I am currently working on improving the runtime for a simple Cython function to multiply a numpy matrix A
and a numpy vector x
using BLAS (i.e. runs A.dot.x
in normal numpy)
My current implementation matrix_multiply(A,x)
does this without copying the data:
import cython
import numpy as np
cimport numpy as np
cimport scipy.linalg.cython_blas as blas
DTYPE = np.float64
ctypedef np.float64_t DTYPE_T
@cython.boundscheck(False)
@cython.wraparound(False)
@cython.nonecheck(False)
def matrix_multiply(np.ndarray[DTYPE_T, ndim=2, mode="fortran"] A, np.ndarray[DTYPE_T, ndim=1, mode="fortran"] x):
#calls dgemv from BLAS which computes y = alpha * trans(A) + beta * y
#see: http://www.nag.com/numeric/fl/nagdoc_fl22/xhtml/F06/f06paf.xml
cdef int N = A.shape[0]
cdef int D = A.shape[1]
cdef int lda = N
cdef int incx = 1 #increments of x
cdef int incy = 1 #increments of y
cdef double alpha = 1.0
cdef double beta = 0.0
cdef np.ndarray[DTYPE_T, ndim=1, mode = "fortran"] y = np.empty(N, dtype = DTYPE)
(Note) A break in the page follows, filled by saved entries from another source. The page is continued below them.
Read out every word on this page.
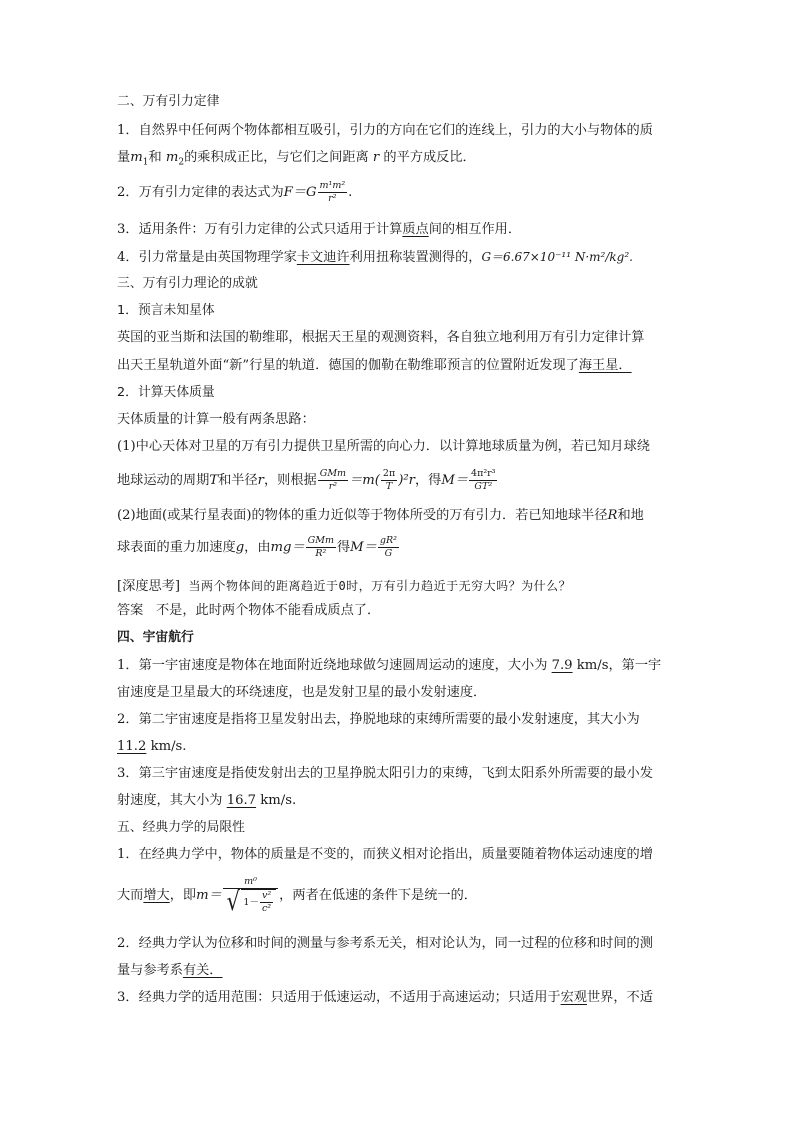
二、万有引力定律
1．自然界中任何两个物体都相互吸引，引力的方向在它们的连线上，引力的大小与物体的质
量$m_1$和 $m_2$的乘积成正比，与它们之间距离 r 的平方成反比．
2．万有引力定律的表达式为$F=G \frac{\text{m¹m²}}{\text{r²}}$ .
3．适用条件：万有引力定律的公式只适用于计算质点间的相互作用．
4．引力常量是由英国物理学家卡文迪许利用扭称装置测得的，G＝6.67×10⁻¹¹ N·m²/kg².
三、万有引力理论的成就
1．预言未知星体
英国的亚当斯和法国的勒维耶，根据天王星的观测资料，各自独立地利用万有引力定律计算
出天王星轨道外面“新”行星的轨道．德国的伽勒在勒维耶预言的位置附近发现了海王星．
2．计算天体质量
天体质量的计算一般有两条思路：
(1)中心天体对卫星的万有引力提供卫星所需的向心力．以计算地球质量为例，若已知月球绕
地球运动的周期T和半径r，则根据 $\frac{\text{GMm}}{\text{r²}} =m( \frac{2\pi}{T} )^2r$，得$M= \frac{\text{4π²r³}}{\text{GT²}}$
(2)地面(或某行星表面)的物体的重力近似等于物体所受的万有引力．若已知地球半径R和地
球表面的重力加速度g，由$mg= \frac{\text{GMm}}{\text{R²}}$ 得$M= \frac{\text{gR²}}{G}$
[深度思考] 当两个物体间的距离趋近于0时，万有引力趋近于无穷大吗？为什么？
答案 不是，此时两个物体不能看成质点了．
四、宇宙航行
1．第一宇宙速度是物体在地面附近绕地球做匀速圆周运动的速度，大小为 7.9 km/s，第一宇
宙速度是卫星最大的环绕速度，也是发射卫星的最小发射速度．
2．第二宇宙速度是指将卫星发射出去，挣脱地球的束缚所需要的最小发射速度，其大小为
11.2 km/s.
3．第三宇宙速度是指使发射出去的卫星挣脱太阳引力的束缚，飞到太阳系外所需要的最小发
射速度，其大小为 16.7 km/s.
五、经典力学的局限性
1．在经典力学中，物体的质量是不变的，而狭义相对论指出，质量要随着物体运动速度的增
大而增大，即$m= \frac{\text{m⁰}}{√ 1- \frac{\text{v²}}{\text{c²}}}$ ，两者在低速的条件下是统一的．
2．经典力学认为位移和时间的测量与参考系无关，相对论认为，同一过程的位移和时间的测
量与参考系有关．
3．经典力学的适用范围：只适用于低速运动，不适用于高速运动；只适用于宏观世界，不适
blas.dgemv("N", &N, &D, &alpha, &A[0,0], &lda, &x[0], &incx, &beta, &y[0], &incy)
return y
I am wondering how I can change this so that it computes A(:,selected).dot.x
instead of A.dot.x
, where selected
is a set of ordered indices of the columns.
I am open to any implementation, though I suppose that the easiest way would be to change the function header to matrix_multiply(A,x,selected)
so it also expects selected
as an input. I believe that the answer has to use memory views, but I am not sure.